At the same time, he studied to become a Fellow of the Chartered Institute of Secretaries (FICS). From 1927, he worked at the Bank of England in London, only to lose his job because of redundancies during the Great Depression of 1930-1. He worked for some three years as a chartered secretary with an exporting business during which time he worked in the South Pacific while his family remained in Britain.
From 1934, Leach worked with Foster and Braithwaite, the stockbrokers, in the City of London. However, after the death of his wealthy father-in-law, Walter Butt, in 1936, he was able to give up work and study for the Bar. While training, he was cited as the correspondent in a divorce case and, having had an affair with the wife of company director, had costs of £500 awarded against him at Devon Assizes. In 1937, Leach’s own marriage ended at this time too and he was divorced in the following year at a time when such an event was rare and caused considerable embarrassment to the family. After the divorce, Leach worked as a chartered secretary and served as a councilor in Hammersmith, then Middlesex.

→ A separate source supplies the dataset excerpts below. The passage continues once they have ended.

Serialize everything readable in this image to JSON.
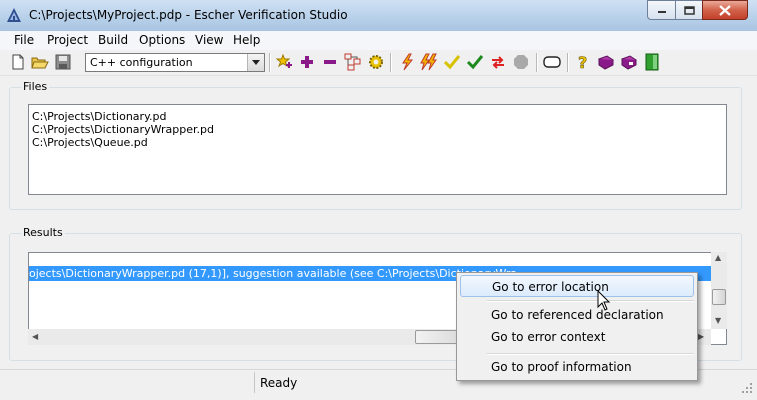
{
  "window": {
    "title": "C:\\Projects\\MyProject.pdp - Escher Verification Studio",
    "controls": {
      "minimize": "minimize",
      "maximize": "maximize",
      "close": "close"
    }
  },
  "menubar": [
    "File",
    "Project",
    "Build",
    "Options",
    "View",
    "Help"
  ],
  "toolbar": {
    "configuration": "C++ configuration",
    "icons": [
      "new-file-icon",
      "open-folder-icon",
      "save-icon",
      "add-files-icon",
      "add-icon",
      "remove-icon",
      "dependency-icon",
      "settings-gear-icon",
      "verify-lightning-icon",
      "verify-all-icon",
      "check-icon",
      "confirm-icon",
      "refresh-icon",
      "stop-icon",
      "comment-icon",
      "help-icon",
      "manual-icon",
      "reference-icon",
      "exit-icon"
    ]
  },
  "files": {
    "label": "Files",
    "items": [
      "C:\\Projects\\Dictionary.pd",
      "C:\\Projects\\DictionaryWrapper.pd",
      "C:\\Projects\\Queue.pd"
    ]
  },
  "results": {
    "label": "Results",
    "selected_row": "ojects\\DictionaryWrapper.pd (17,1)], suggestion available (see C:\\Projects\\DictionaryWra"
  },
  "context_menu": {
    "items": [
      "Go to error location",
      "Go to referenced declaration",
      "Go to error context",
      "Go to proof information"
    ],
    "highlighted_index": 0
  },
  "status": {
    "text": "Ready"
  },
  "colors": {
    "selection": "#3399ff",
    "close_button": "#c2412a",
    "window_bg": "#f0f0f0"
  }
}
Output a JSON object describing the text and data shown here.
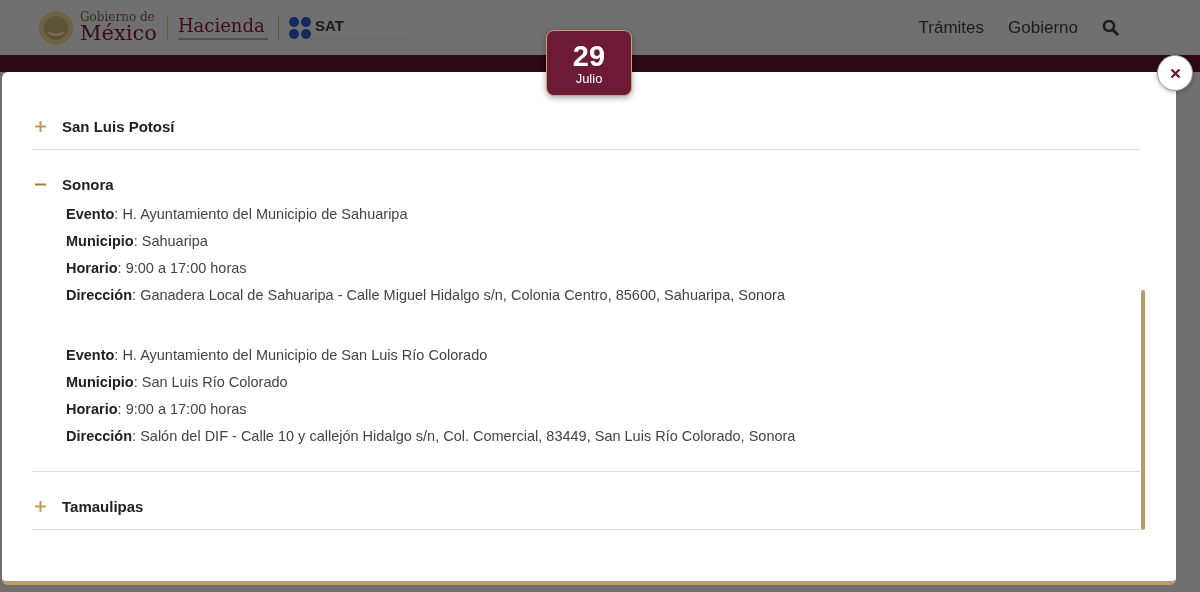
{
  "header": {
    "logo": {
      "line_1": "Gobierno de",
      "line_2": "México"
    },
    "hacienda": "Hacienda",
    "sat": "SAT",
    "nav": [
      "Trámites",
      "Gobierno"
    ]
  },
  "badge": {
    "day": "29",
    "month": "Julio"
  },
  "states": [
    {
      "name": "San Luis Potosí",
      "expanded": false
    },
    {
      "name": "Sonora",
      "expanded": true,
      "events": [
        {
          "lines": [
            "**Evento**: H. Ayuntamiento del Municipio de Sahuaripa",
            "**Municipio**: Sahuaripa",
            "**Horario**: 9:00 a 17:00 horas",
            "**Dirección**: Ganadera Local de Sahuaripa - Calle Miguel Hidalgo s/n, Colonia Centro, 85600, Sahuaripa, Sonora"
          ]
        },
        {
          "lines": [
            "**Evento**: H. Ayuntamiento del Municipio de San Luis Río Colorado",
            "**Municipio**: San Luis Río Colorado",
            "**Horario**: 9:00 a 17:00 horas",
            "**Dirección**: Salón del DIF - Calle 10 y callejón Hidalgo s/n, Col. Comercial, 83449, San Luis Río Colorado, Sonora"
          ]
        }
      ]
    },
    {
      "name": "Tamaulipas",
      "expanded": false
    }
  ]
}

After the outbreak of the Second World War in 1939, Leach worked for the Ministry of Aircraft Production before switching in 1943 to a job at the Osram lighting factory in Hammersmith. From early December 1941, Leach served as a lieutenant in the 27th City of London (Roehampton) Battalion of the Home Guard, a role he performed for fifteen months. Leach married for a third time in 1944, this time to Mabel Folland. After the war, Leach worked for the Danish Bacon Company and was a Hammersmith councilor from 1949-55.
Leach died at his home in Shepherd’s Bush, west London, on 15 August 1958, aged 64, leaving a widow and, apparently, a total of six children from his second and third marriages. He was cremated at Mortlake Crematorium, East Sheen, west London, and his ashes were scattered at the venue’s Garden of Remembrance.